Dia Internacional do «Arguido»
Por: Imisi de Almeida: Peixinhos, Peixes e Peixãos.... O efeito dominó a caminho... e na minha pequenez... pensei....

Sempre foi normal vermos nas páginas sobre justiça dos órgãos de comunicação social, a acusação e julgamento que por vezes acabavam em condenação de reles cidadãos que se encontravam em conflito com a lei, o que nas sociedades organizadas é assim que se deve proceder, aliás, o homem-social necessita de regras jurídico-sociais para discipliná-lo nos seus contactos interrelacionais, e quando o mesmo se mostrar desalinhado do padrão mínimo exigido para a normal convivência social, é imperioso que se o reprenda, tendo em vista a prevenção geral, desincentivando a prática de crimes futuros e de igual modo reeduca-lo para que volte ao convívio do clã social.

Sempre nos foi normal ver, ler e ouvir sobre o simples cidadão que roubou a galinha, os gados lá no nosso rico interior, do cidadão que burlou, do cidadão que engravidou e por isso foi detido (Sim, aqui é assim, quem tem estrelas no ombro faz e “diz” ..., que desfaz). 

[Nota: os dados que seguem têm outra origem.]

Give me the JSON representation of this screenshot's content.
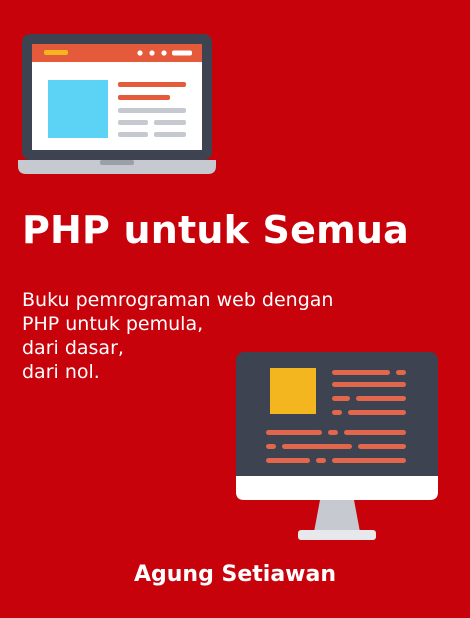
{
  "book": {
    "title": "PHP untuk Semua",
    "subtitle_lines": [
      "Buku pemrograman web dengan",
      "PHP untuk pemula,",
      "dari dasar,",
      "dari nol."
    ],
    "author": "Agung Setiawan"
  },
  "illustrations": {
    "laptop": {
      "icon": "laptop-icon"
    },
    "monitor": {
      "icon": "desktop-monitor-icon"
    }
  },
  "colors": {
    "background": "#c8020b",
    "text": "#ffffff",
    "device_frame": "#3d4350",
    "accent_orange": "#e55a3b",
    "code_salmon": "#e2664c",
    "block_blue": "#5cd3f5",
    "block_yellow": "#f3b61f"
  }
}
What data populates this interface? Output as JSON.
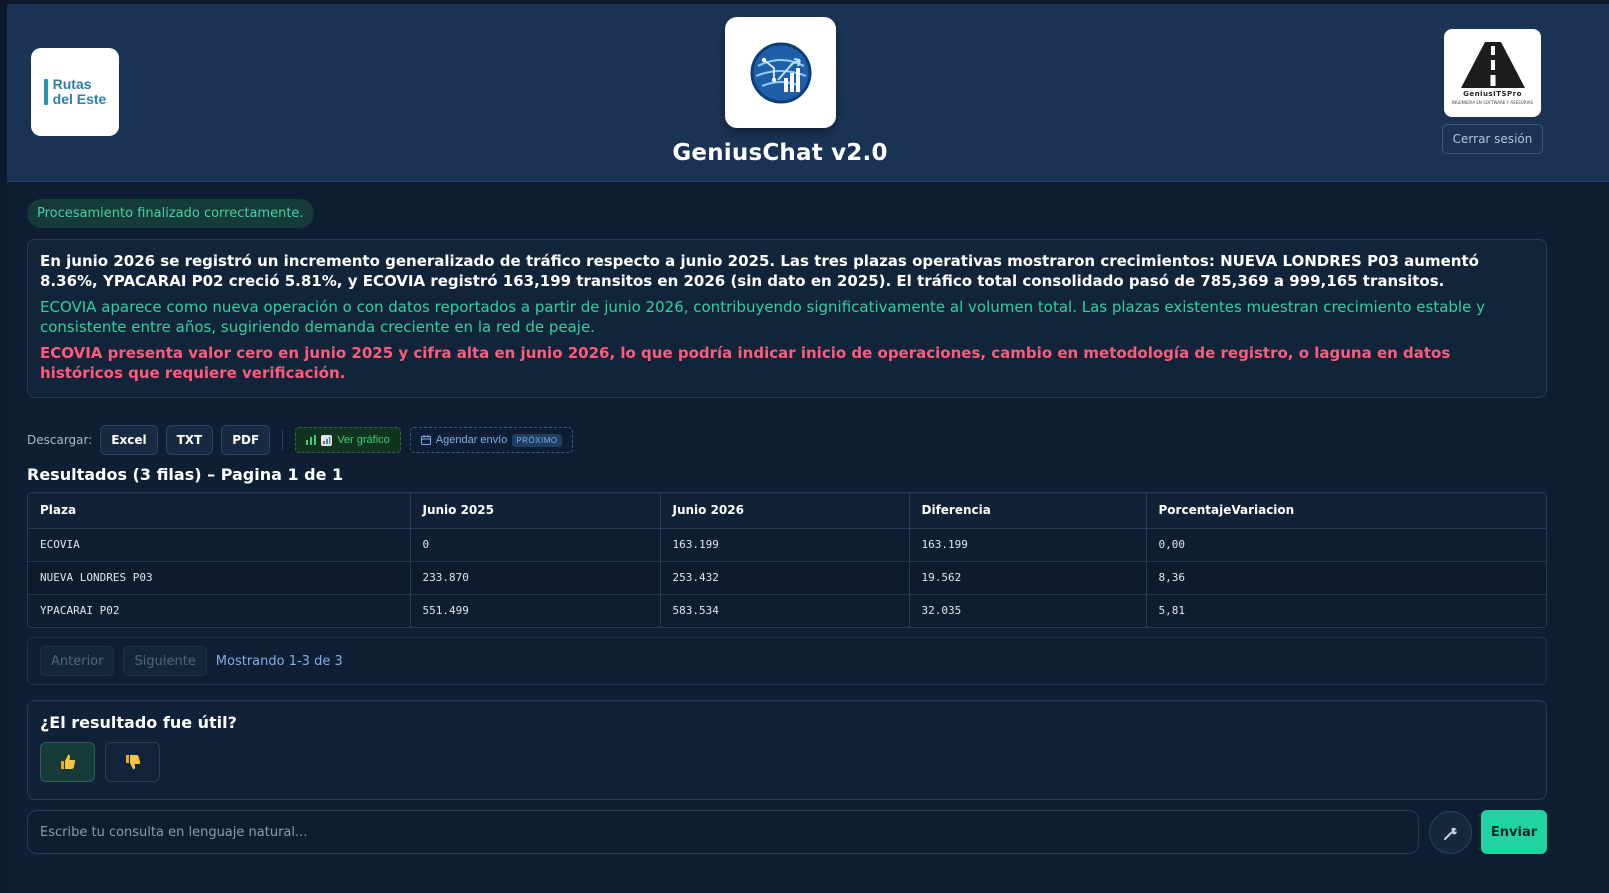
{
  "header": {
    "left_logo_text": [
      "Rutas",
      "del Este"
    ],
    "app_title": "GeniusChat v2.0",
    "right_logo_name": "GeniusITSPro",
    "right_logo_tagline": "INGENIERIA EN SOFTWARE Y ASESORIAS",
    "logout_label": "Cerrar sesión"
  },
  "status": {
    "message": "Procesamiento finalizado correctamente.",
    "color": "#46d5a4"
  },
  "summary": {
    "main": "En junio 2026 se registró un incremento generalizado de tráfico respecto a junio 2025. Las tres plazas operativas mostraron crecimientos: NUEVA LONDRES P03 aumentó 8.36%, YPACARAI P02 creció 5.81%, y ECOVIA registró 163,199 transitos en 2026 (sin dato en 2025). El tráfico total consolidado pasó de 785,369 a 999,165 transitos.",
    "insight": "ECOVIA aparece como nueva operación o con datos reportados a partir de junio 2026, contribuyendo significativamente al volumen total. Las plazas existentes muestran crecimiento estable y consistente entre años, sugiriendo demanda creciente en la red de peaje.",
    "alert": "ECOVIA presenta valor cero en junio 2025 y cifra alta en junio 2026, lo que podría indicar inicio de operaciones, cambio en metodología de registro, o laguna en datos históricos que requiere verificación.",
    "colors": {
      "insight": "#31d1a0",
      "alert": "#ff5b7a"
    }
  },
  "toolbar": {
    "download_label": "Descargar:",
    "excel": "Excel",
    "txt": "TXT",
    "pdf": "PDF",
    "chart_label": "Ver gráfico",
    "chart_icon": "bar-chart-icon",
    "schedule_label": "Agendar envío",
    "schedule_icon": "calendar-icon",
    "schedule_badge": "PRÓXIMO"
  },
  "results": {
    "title": "Resultados (3 filas) – Pagina 1 de 1",
    "columns": [
      "Plaza",
      "Junio 2025",
      "Junio 2026",
      "Diferencia",
      "PorcentajeVariacion"
    ],
    "rows": [
      [
        "ECOVIA",
        "0",
        "163.199",
        "163.199",
        "0,00"
      ],
      [
        "NUEVA LONDRES P03",
        "233.870",
        "253.432",
        "19.562",
        "8,36"
      ],
      [
        "YPACARAI P02",
        "551.499",
        "583.534",
        "32.035",
        "5,81"
      ]
    ]
  },
  "pagination": {
    "prev": "Anterior",
    "next": "Siguiente",
    "info": "Mostrando 1-3 de 3"
  },
  "feedback": {
    "question": "¿El resultado fue útil?",
    "up_icon": "thumbs-up-icon",
    "down_icon": "thumbs-down-icon"
  },
  "input": {
    "placeholder": "Escribe tu consulta en lenguaje natural...",
    "value": "",
    "tool_icon": "wrench-icon",
    "send_label": "Enviar",
    "accent": "#1fd4a0"
  }
}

Cidadãos da dita classe baixa sempre foram os únicos que cometiam crimes e eram expostos em plena praça pública, e como Jesus já fez questão de acabar com o “festival do atira pedras” no lugar das pedras, sempre foram os discursos de quem governa e dispensa responsabilidades que recaiam sobre os cidadãos culpando-os por tudo e se ainda tivéssemos na época dos Tribunais do Santo Oficio sem dúvida alguma seria um “Bye-bye poor people” ...  Afinal, esses sempre foram os peixinhos...

Depois, e não com muita frequência foi-nos possível ver algumas figuras com responsabilidades políticas, a serem acusadas, julgadas e condenadas... Quem não se lembra do caso jindungo e igualmente do caso Quim Ribeiro? 

Em Angola o poder político sempre assumiu um discurso anticorrupção, mas nunca deu sinais claros de que o objectivo era acabar com a impunidade, a corrupção. 

Nem Santos, nem Marias na PGR saíram dos discursos durante largos anos, fazendo parecer que Angola era o país com os melhores gestores do mundo, sendo que poucos ou quase nenhum dos gestores públicos tinham problemas com a Justiça. 

O que realmente parece, é que nem se quer na lista dos dez países mais transparente da SADC, Angola consta. No estudo feito pela Transparency International (corruption Perception index 2012-2016) o Botswana, Ilhas Maurícias e a Namíbia lideram a lista dos dez países mais transparentes da SADC.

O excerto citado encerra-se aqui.